Ionization of gaseous barium

Next, we need to ionize the gaseous barium atom so that it loses two electrons to form a Ba+2 ion: \[\mathrm{Ba(g) \to Ba^{2+}(g) + 2e^{-}}\] This ionization process requires energy input to remove the electrons from the atom. Therefore, this step is endothermic.

Formation of gaseous iodine ions

Now we need to form gaseous iodine ions by adding electrons to the gaseous iodine atoms: \[2 \times \mathrm{I(g) + e^{-} \to I^{-}(g)}\] This process is called electron affinity. It is the energy change that occurs when an electron is added to an atom. For iodine, the electron affinity is exothermic, as the ion gains stability by obtaining an extra electron to fill up the outer electron shell.

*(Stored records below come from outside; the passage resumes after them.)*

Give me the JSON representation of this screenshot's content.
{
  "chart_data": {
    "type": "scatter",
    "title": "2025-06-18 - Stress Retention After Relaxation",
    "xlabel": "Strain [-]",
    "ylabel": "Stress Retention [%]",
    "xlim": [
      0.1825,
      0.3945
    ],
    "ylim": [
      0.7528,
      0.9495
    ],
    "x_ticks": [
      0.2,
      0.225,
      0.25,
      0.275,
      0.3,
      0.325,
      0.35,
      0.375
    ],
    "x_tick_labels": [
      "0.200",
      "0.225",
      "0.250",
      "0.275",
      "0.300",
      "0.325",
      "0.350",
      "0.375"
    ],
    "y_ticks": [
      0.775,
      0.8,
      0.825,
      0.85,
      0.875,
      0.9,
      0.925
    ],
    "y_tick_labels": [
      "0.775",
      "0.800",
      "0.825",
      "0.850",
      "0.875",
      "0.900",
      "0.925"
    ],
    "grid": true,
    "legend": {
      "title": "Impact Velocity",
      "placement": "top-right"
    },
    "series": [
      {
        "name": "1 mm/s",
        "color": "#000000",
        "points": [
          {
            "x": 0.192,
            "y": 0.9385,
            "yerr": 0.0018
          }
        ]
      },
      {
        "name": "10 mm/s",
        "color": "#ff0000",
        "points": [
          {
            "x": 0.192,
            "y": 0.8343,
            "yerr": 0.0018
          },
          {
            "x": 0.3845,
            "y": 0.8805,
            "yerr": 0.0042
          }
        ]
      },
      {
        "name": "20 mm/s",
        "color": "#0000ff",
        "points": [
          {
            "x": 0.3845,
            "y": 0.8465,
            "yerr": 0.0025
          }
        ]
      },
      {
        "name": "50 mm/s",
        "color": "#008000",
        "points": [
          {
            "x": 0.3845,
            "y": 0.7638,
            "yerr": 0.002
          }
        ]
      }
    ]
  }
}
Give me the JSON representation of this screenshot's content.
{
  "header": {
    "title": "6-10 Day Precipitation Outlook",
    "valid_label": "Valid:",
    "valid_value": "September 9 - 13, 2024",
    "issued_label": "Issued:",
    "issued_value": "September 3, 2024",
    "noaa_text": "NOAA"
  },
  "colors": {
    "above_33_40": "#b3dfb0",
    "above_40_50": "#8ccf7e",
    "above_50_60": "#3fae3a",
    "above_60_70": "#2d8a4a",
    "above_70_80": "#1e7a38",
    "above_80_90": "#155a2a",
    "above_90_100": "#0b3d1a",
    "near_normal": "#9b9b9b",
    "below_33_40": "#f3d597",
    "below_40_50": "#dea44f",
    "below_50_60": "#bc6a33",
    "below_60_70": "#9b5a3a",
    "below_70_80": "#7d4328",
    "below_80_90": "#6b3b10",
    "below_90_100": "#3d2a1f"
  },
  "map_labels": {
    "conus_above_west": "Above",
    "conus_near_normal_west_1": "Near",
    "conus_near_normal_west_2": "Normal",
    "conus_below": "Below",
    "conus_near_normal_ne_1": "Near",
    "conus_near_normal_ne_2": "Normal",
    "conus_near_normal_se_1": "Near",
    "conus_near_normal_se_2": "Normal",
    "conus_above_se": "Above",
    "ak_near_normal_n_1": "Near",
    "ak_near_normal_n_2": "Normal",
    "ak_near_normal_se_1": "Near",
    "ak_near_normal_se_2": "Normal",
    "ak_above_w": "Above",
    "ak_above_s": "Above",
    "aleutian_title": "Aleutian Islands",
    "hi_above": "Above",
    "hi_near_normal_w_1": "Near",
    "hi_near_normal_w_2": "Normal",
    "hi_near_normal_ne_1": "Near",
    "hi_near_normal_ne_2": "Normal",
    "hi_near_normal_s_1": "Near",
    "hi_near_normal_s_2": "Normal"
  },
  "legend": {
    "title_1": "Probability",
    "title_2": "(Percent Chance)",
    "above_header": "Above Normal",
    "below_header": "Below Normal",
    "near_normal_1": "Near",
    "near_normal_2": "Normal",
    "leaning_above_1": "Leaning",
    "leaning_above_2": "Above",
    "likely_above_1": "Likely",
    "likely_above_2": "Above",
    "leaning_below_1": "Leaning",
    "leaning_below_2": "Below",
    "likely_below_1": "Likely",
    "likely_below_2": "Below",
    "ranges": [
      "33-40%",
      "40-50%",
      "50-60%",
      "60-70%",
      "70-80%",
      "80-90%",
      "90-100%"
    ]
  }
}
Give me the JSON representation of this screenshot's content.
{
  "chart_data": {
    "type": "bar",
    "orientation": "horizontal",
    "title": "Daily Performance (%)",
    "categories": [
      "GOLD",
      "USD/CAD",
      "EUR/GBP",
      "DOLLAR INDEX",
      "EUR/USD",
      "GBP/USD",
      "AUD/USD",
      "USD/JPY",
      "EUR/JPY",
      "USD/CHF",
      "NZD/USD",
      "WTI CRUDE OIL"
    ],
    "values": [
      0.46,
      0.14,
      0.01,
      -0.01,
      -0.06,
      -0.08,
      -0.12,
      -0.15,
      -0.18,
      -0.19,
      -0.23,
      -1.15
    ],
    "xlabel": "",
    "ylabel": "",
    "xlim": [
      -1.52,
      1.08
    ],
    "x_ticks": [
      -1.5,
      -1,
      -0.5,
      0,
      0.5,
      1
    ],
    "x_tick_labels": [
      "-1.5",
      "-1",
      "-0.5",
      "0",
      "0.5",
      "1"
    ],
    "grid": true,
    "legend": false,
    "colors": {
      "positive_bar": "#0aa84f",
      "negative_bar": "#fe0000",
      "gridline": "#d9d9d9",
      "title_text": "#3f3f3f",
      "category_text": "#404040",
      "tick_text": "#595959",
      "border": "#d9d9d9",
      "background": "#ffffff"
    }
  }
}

Formation of solid barium iodide

Finally, we combine the gaseous barium and iodine ions to form solid barium iodide: \[\mathrm{Ba^{2+}(g) + 2I^{-}(g) \to BaI_{2}(s)}\] This step is the lattice formation process, which is very exothermic. The ions in the solid-state are attracted to each other by electrostatic forces, releasing energy when they combine to form the ionic compound. So, to summarize: - Steps 1 and 2 (atomization of elements and ionization of gaseous barium) are endothermic processes. - Steps 3 and 4 (formation of gaseous iodine ions and formation of solid barium iodide) are exothermic processes.